Später waren Masters und Johnson auch miteinander verheiratet (und noch später verließ Masters seine langjährige Partnerin, um ein drittes Mal zu heiraten), in der Fernsehserie lernen sie sich gerade erst kennen. Die Handlung von „Masters of Sex“ setzt 1956 ein. Mit Maiers Vorlage wird im TV-Skript – an dem Maier selbst beteiligt war – recht frei umgegangen, gerade auch, was die romantischen Implikationen angeht. Aber das Zeitkolorit bedurfte keiner Nachfärbung: Wir tauchen ein in eine männerdominierte Welt, in der Ärztinnen in gehobenen Positionen selten sind.

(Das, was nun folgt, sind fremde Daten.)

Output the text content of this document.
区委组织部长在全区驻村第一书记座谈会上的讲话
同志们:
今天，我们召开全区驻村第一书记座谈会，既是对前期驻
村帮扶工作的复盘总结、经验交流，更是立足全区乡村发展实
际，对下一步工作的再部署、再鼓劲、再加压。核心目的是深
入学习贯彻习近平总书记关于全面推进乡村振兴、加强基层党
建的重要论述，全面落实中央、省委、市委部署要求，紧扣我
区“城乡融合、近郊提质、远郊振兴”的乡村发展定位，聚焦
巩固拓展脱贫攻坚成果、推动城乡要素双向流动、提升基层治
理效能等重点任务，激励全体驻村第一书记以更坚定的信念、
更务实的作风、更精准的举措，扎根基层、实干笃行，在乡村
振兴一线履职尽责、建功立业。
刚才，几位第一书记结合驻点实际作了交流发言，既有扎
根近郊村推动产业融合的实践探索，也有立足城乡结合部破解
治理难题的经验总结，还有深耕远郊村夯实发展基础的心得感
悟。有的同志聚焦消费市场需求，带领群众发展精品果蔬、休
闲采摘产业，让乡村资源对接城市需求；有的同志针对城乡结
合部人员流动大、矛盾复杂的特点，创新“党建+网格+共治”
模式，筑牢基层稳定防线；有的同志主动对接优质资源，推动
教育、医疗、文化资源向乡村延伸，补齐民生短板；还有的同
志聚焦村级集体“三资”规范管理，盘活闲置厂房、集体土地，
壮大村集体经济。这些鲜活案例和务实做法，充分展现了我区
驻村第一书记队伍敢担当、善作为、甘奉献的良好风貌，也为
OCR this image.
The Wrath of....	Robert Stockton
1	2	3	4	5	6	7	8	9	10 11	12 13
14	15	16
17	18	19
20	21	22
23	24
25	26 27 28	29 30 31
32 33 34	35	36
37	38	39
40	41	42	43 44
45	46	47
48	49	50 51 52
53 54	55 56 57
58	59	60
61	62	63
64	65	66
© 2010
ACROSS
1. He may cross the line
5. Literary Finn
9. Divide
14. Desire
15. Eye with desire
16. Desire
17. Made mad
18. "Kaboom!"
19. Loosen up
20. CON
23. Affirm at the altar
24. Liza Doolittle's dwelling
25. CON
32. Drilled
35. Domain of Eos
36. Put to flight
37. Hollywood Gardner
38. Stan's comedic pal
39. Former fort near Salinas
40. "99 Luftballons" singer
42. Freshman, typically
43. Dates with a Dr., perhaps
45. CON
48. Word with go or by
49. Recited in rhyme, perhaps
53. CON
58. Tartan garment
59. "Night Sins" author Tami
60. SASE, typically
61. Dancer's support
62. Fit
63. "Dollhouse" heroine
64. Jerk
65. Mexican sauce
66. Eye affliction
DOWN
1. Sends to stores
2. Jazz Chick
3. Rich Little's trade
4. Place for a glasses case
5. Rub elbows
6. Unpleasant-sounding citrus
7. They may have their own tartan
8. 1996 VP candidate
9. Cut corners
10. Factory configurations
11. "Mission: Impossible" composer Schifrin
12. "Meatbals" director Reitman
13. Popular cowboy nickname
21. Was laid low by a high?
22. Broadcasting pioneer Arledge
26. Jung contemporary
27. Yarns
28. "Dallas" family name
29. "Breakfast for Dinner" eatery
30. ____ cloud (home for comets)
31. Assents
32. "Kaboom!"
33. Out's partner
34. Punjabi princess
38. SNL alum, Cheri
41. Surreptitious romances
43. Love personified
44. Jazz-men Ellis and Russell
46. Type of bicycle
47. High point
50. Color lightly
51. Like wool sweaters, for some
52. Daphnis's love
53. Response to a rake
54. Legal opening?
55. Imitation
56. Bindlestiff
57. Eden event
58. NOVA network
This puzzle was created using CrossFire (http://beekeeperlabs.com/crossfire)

Johnson, dargestellt von der wunderbaren und für ihre Darstellung Johnsons für den Emmy nominierten Lizzy Caplan („True Blood“), ist noch nicht mal Medizinerin – aber ehrgeizig, freizügig, selbstbewusst. Sie verkörpert den Typus der modernen Powerfrau, die zwei Kinder alleine großzieht, nachts für das verspätete Studium lernt und ihre männlichen Kommilitonen locker abhängt.

Masters, der Karrierist, strahlt anders als Johnson keinerlei Wärme aus. Michael Sheen („Frost/Nixon“, „Blood Diamond“) verkörpert den zielstrebigen und skrupellosen Egozentriker vor allem auch als unnahbaren Menschen, der durchaus unter einer kleinen Persönlichkeitsstörung leidet. Wie ironisch: dass hier einer, der sich vor allem auf dem Gebiet der Fruchtbarkeitsbehandlung einen Namen gemacht hat, zu Kindern überhaupt keine Beziehung aufbauen kann.

Ähnlich wie „Mad Men“ ist „Masters of Sex“ ein Zeitpanorama. Glänzend geschrieben, mit pointierten Dialogen, guten Schauspielern (unter anderem Beau Bridges als Chef der medizinischen Fakultät) und vielschichtigen Charakteren, deren Psychologie in glaubhaften Szenen herausgearbeitet wird. In vielem ist „Masters of Sex“, das in Deutschland bislang nur auf dem Bezahlkanal Sky zu sehen war, wirklich brillant und ganz die übliche US-amerikanische Serienschule. Keine der Folgen, in denen auch die Nebenhandlungen dramatisch aufgeladen sind, ist redundant, jede Szene im Wissen um den Gesamtkontext strukturiert – und immer geht es um das ewige Lustprinzip und was es mit uns macht. In den 50er-Jahren musste der Sex noch viel mehr Umwege gehen als heute, es wurde beim Ausleben der körperlichen Bedürfnisse mit ungleich höheren Einsätzen gespielt. In Amerika ist gerade die zweite Staffel von „Masters of Sex" angelaufen, wir können es kaum erwarten, auch die in Deutschland zu sehen.